Governments across the globe have condemned Russia for its invasion of Ukraine and have responded by rolling out sanctions against the Kremlin. However, no government, including in the US and EU, have yet released official guidance to domestic oil and gas companies to withdraw from Russia. Exit decisions announced by BP, ExxonMobil, Shell, and Equinor, among others, have all been ostensibly taken independently, although Washington and London likely applied some pressure.

For now, Japan has effectively frozen all new energy investments in Russia. “This will hurt most as yet undeveloped projects, which range from LNG to carbon capture and storage (CCS) to hydrogen,” said Humber.

Meanwhile, any potential divestment process from operating projects remains entirely unclear, especially given the lack of available buyers. “The only realistic buyer would be China, with India possibly interested, depending on the conditions,” added Humber.

Indeed, China which formed a new political and economic alliance with Russia last month, is one of the few nations that has not condemned Moscow for the invasion of Ukraine.

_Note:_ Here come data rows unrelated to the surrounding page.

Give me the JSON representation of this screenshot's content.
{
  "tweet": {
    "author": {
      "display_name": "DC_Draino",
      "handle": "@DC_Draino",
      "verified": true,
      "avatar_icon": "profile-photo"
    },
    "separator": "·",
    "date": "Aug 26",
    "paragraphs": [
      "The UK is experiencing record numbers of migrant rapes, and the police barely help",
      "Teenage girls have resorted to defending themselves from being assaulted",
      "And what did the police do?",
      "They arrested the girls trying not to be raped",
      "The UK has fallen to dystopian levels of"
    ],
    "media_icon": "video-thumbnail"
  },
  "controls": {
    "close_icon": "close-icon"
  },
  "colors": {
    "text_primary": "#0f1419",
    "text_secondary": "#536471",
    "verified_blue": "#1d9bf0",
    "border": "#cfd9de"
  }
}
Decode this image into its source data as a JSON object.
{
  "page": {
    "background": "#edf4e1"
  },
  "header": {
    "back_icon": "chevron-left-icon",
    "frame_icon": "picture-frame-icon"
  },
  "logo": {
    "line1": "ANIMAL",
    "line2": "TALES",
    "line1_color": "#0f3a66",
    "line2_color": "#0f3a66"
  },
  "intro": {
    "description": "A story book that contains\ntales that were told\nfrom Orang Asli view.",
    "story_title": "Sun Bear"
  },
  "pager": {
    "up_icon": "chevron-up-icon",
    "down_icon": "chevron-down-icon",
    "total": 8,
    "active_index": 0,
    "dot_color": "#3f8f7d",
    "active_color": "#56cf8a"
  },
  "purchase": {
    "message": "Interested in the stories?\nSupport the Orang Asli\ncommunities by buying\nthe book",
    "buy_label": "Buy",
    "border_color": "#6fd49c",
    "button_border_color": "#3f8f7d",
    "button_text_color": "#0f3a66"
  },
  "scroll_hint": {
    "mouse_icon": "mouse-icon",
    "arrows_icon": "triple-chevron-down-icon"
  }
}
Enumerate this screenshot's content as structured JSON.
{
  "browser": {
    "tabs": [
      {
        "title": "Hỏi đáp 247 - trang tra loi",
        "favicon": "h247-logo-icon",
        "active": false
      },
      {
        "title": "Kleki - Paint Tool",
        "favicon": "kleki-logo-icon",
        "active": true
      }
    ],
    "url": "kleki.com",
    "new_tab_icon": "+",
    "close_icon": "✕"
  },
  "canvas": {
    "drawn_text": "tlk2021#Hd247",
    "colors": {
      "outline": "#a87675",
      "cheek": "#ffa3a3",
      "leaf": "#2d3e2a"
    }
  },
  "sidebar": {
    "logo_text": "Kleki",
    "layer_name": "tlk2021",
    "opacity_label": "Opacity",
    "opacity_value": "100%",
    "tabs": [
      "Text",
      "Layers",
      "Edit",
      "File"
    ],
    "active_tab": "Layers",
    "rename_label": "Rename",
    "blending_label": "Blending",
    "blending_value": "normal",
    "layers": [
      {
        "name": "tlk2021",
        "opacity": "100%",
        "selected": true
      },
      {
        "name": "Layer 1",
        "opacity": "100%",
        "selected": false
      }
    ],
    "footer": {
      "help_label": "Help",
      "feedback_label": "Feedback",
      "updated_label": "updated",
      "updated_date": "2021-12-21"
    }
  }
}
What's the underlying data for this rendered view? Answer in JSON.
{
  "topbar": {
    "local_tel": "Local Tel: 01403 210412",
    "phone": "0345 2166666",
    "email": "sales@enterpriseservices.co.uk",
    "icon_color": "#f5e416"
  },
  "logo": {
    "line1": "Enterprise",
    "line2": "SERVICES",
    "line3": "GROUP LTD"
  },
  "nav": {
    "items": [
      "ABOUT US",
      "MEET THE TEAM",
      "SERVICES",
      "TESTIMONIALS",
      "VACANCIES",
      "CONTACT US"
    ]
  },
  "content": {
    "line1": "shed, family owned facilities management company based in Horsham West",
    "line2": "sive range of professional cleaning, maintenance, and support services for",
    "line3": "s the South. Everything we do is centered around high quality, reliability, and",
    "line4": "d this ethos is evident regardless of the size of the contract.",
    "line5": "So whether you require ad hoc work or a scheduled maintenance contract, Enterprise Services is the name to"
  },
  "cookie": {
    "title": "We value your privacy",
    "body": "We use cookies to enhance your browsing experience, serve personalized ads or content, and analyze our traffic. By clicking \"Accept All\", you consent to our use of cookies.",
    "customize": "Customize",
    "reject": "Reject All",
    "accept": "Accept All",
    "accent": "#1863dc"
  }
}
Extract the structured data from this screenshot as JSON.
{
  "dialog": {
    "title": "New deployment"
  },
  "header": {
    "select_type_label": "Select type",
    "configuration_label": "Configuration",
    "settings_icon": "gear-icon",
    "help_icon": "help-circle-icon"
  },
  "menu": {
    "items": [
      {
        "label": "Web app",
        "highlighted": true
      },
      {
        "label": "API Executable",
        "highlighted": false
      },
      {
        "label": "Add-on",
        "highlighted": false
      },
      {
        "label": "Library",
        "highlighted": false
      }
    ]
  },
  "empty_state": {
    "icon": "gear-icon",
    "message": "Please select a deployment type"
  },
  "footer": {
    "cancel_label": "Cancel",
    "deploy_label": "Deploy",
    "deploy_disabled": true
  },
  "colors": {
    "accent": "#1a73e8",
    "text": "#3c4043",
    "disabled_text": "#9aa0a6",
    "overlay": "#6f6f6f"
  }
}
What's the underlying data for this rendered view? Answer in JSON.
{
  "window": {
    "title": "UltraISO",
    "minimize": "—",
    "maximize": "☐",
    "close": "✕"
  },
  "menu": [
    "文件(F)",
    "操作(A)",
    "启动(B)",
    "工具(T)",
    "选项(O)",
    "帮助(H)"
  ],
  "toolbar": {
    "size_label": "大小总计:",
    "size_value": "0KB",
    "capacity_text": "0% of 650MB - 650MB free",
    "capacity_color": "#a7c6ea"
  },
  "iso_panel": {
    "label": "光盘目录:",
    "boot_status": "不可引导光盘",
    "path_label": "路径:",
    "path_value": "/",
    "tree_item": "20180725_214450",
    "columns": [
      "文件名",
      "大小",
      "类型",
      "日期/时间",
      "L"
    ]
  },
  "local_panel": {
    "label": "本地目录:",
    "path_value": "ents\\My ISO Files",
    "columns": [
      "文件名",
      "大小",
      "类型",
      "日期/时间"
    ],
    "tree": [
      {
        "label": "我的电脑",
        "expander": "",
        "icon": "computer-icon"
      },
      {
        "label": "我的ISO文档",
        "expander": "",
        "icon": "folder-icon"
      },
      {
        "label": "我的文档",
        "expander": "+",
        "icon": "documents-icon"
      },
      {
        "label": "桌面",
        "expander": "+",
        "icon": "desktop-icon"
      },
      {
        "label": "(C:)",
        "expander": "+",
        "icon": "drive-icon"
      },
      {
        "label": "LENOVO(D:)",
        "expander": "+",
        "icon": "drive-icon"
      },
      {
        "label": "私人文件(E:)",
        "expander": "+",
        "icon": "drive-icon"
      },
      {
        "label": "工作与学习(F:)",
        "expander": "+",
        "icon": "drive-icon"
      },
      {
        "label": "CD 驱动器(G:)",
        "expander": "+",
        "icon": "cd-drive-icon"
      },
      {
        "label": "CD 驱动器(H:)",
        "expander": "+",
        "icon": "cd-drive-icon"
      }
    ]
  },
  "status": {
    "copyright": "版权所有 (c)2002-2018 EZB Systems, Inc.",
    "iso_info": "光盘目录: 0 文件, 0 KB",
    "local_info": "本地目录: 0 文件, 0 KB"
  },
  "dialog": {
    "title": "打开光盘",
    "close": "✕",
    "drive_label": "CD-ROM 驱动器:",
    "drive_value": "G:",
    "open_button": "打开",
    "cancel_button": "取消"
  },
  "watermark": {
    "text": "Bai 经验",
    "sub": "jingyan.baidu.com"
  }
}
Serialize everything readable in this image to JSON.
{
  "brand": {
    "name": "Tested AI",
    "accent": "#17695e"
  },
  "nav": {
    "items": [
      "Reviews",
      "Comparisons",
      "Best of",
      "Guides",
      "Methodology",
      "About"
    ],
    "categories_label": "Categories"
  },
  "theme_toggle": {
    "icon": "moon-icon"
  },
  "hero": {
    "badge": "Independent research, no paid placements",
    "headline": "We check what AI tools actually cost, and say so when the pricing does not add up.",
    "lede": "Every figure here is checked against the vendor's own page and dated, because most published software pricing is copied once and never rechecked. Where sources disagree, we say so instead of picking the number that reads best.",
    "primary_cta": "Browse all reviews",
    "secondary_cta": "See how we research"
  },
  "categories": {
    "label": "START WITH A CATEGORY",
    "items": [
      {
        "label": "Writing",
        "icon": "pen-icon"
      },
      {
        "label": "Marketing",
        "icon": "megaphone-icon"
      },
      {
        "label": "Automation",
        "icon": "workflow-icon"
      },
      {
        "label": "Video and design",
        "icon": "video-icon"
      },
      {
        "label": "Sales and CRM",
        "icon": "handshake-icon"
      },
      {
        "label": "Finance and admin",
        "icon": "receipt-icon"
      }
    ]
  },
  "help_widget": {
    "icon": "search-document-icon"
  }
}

Beijing has instead called for talks to achieve a peaceful resolution.

Crucially, heavy sanctions targeted at destroying the Russian economy could provide more opportunities for China. As Energy Voice reported earlier this week, the escalating Moscow-Western tensions are speeding up Russia’s opening of its energy sector to Chinese investors.

Escalating Moscow-Western tensions speed up Russia’s energy pivot to China

For now, Japan has joined the US and EU in blocking Russian banks from international financial networks, however it seems unlikely that Japanese energy companies will follow Europe’s oil companies and pull the plug on Russian investments.

Protecting Japan’s Energy Security

“In light of intensified international sanctions against Russia, we will take measures appropriately in line with the G7, treating stable supply of energy and energy security as a national interest that should be protected to the maximum extent possible,” said minister Hagiuda.

Japan’s energy supply structure remains extremely vulnerable as the resource-poor nation is dependent on imports for 94% of its primary energy supply. As a result, Tokyo will not want to make any moves that jeopardise the country’s energy security.

According to Shell, Sakhalin-2 supplies about 4% of the world’s LNG market. Japan, South Korea, and China are the main customers for oil and LNG exports. The complex can produce around 10 million tonnes of LNG per year, equivalent to more than 10% of Japan’s yearly imports. Russia is the fifth-largest supplier of LNG to energy-short Japan.

Sakhalin Oil and Gas Development (SODECO), a Japanese consortium including Itochu and Marubeni, have also said they have no plans yet to withdraw from the Sakhalin-1 project, that ExxonMobil is exiting.

Exxon operates Sakhalin-1 on behalf of the Japanese consortium, as well as Indian and Russian companies that includes Russia’s Rosneft. The group had been progressing plans to add an LNG facility.

Sakhalin-1 recently pumped about 220,000 barrels per day of oil, according to ExxonMobil.

India’s ONGC Videsh, which owns a 20% stake in the Sakhalin-1 project, said the partners will decide over the next few weeks on how to keep operating the project after the exit, the Indian company told Reuters.